# What is this scam?



## AtomicBlonde (Aug 26, 2018)

Last night I was talking to a Grubhub driver at a restaurant. I asked how he liked it. He said it was his 3rd day but it was decent so far. I mentioned that I had tried to sign up to give it a shot but they weren’t taking new drivers and asked if that had changed.

He brought up a phone number to give me. Call this guy, he said. He’ll get you all set up, you don’t have to do anything, you can be working tomorrow. And you keep 90% of the pay for each run.

This sounds shady af. It sounds like someone is working around Grubhub’s hiring freeze by sharing active accounts. The guy said he couldn’t get accepted for UberEats because he had just moved here, his registration was out of state, and he couldn’t yet afford a Nevada registration.

I didn’t call. I only pretended to take down the number to get out of the conversation. No incentive to investigate abuse of an app I’m not even using.
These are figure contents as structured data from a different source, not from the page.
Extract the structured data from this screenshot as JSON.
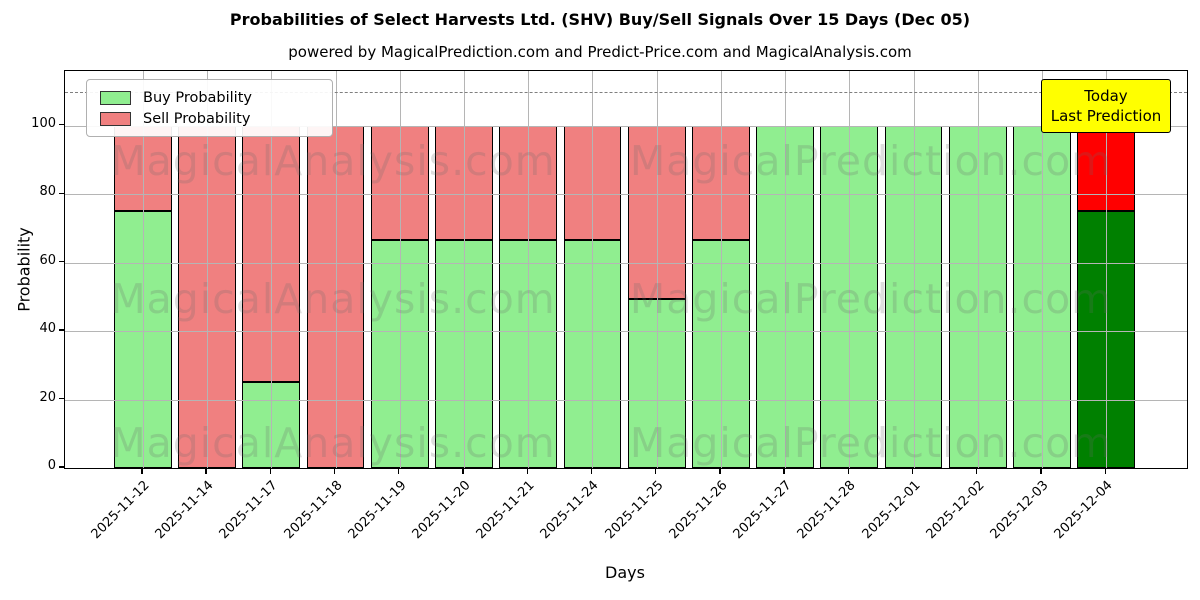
{
  "title": "Probabilities of Select Harvests Ltd. (SHV) Buy/Sell Signals Over 15 Days (Dec 05)",
  "subtitle": "powered by MagicalPrediction.com and Predict-Price.com and MagicalAnalysis.com",
  "axes": {
    "xlabel": "Days",
    "ylabel": "Probability",
    "yticks": [
      0,
      20,
      40,
      60,
      80,
      100
    ],
    "ylim": [
      0,
      116
    ],
    "dashed_line_y": 110,
    "grid": true
  },
  "legend": {
    "position": "upper-left",
    "items": [
      {
        "label": "Buy Probability",
        "color": "#90ee90"
      },
      {
        "label": "Sell Probability",
        "color": "#f08080"
      }
    ]
  },
  "annotation": {
    "line1": "Today",
    "line2": "Last Prediction",
    "bg_color": "#ffff00"
  },
  "watermarks": {
    "left_text": "MagicalAnalysis.com",
    "right_text": "MagicalPrediction.com"
  },
  "chart_data": {
    "type": "bar",
    "stacked": true,
    "categories": [
      "2025-11-12",
      "2025-11-14",
      "2025-11-17",
      "2025-11-18",
      "2025-11-19",
      "2025-11-20",
      "2025-11-21",
      "2025-11-24",
      "2025-11-25",
      "2025-11-26",
      "2025-11-27",
      "2025-11-28",
      "2025-12-01",
      "2025-12-02",
      "2025-12-03",
      "2025-12-04"
    ],
    "series": [
      {
        "name": "Buy Probability",
        "values": [
          75,
          0,
          25,
          0,
          66.67,
          66.67,
          66.67,
          66.67,
          49.5,
          66.67,
          100,
          100,
          100,
          100,
          100,
          75
        ]
      },
      {
        "name": "Sell Probability",
        "values": [
          25,
          100,
          75,
          100,
          33.33,
          33.33,
          33.33,
          33.33,
          50.5,
          33.33,
          0,
          0,
          0,
          0,
          0,
          25
        ]
      }
    ],
    "colors": {
      "buy": "#90ee90",
      "sell": "#f08080"
    },
    "today_index": 15,
    "today_colors": {
      "buy": "#008000",
      "sell": "#ff0000"
    },
    "title": "Probabilities of Select Harvests Ltd. (SHV) Buy/Sell Signals Over 15 Days (Dec 05)",
    "xlabel": "Days",
    "ylabel": "Probability",
    "ylim": [
      0,
      116
    ]
  }
}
Is this what it’s come to? People are taking a vig on what’s already a desperation job?


----------



## nighthawk398 (Jul 21, 2015)

Wow sounds like a gamble but since grubhub doesnt let you change the deposit method without an email probably safe for the guy running it


----------



## Invisible (Jun 15, 2018)

That is very shady. Too bad you didn’t take the number and report it to GH, even if you don’t do the app. Crap like this needs to be stopped. 

I know restaurants see the driver pics on the app because someone at a restaurant last year mentioned how my pic to me, so not sure how long this guy can pull this off.


----------



## Irishjohn831 (Aug 11, 2017)

Headhunters ?


----------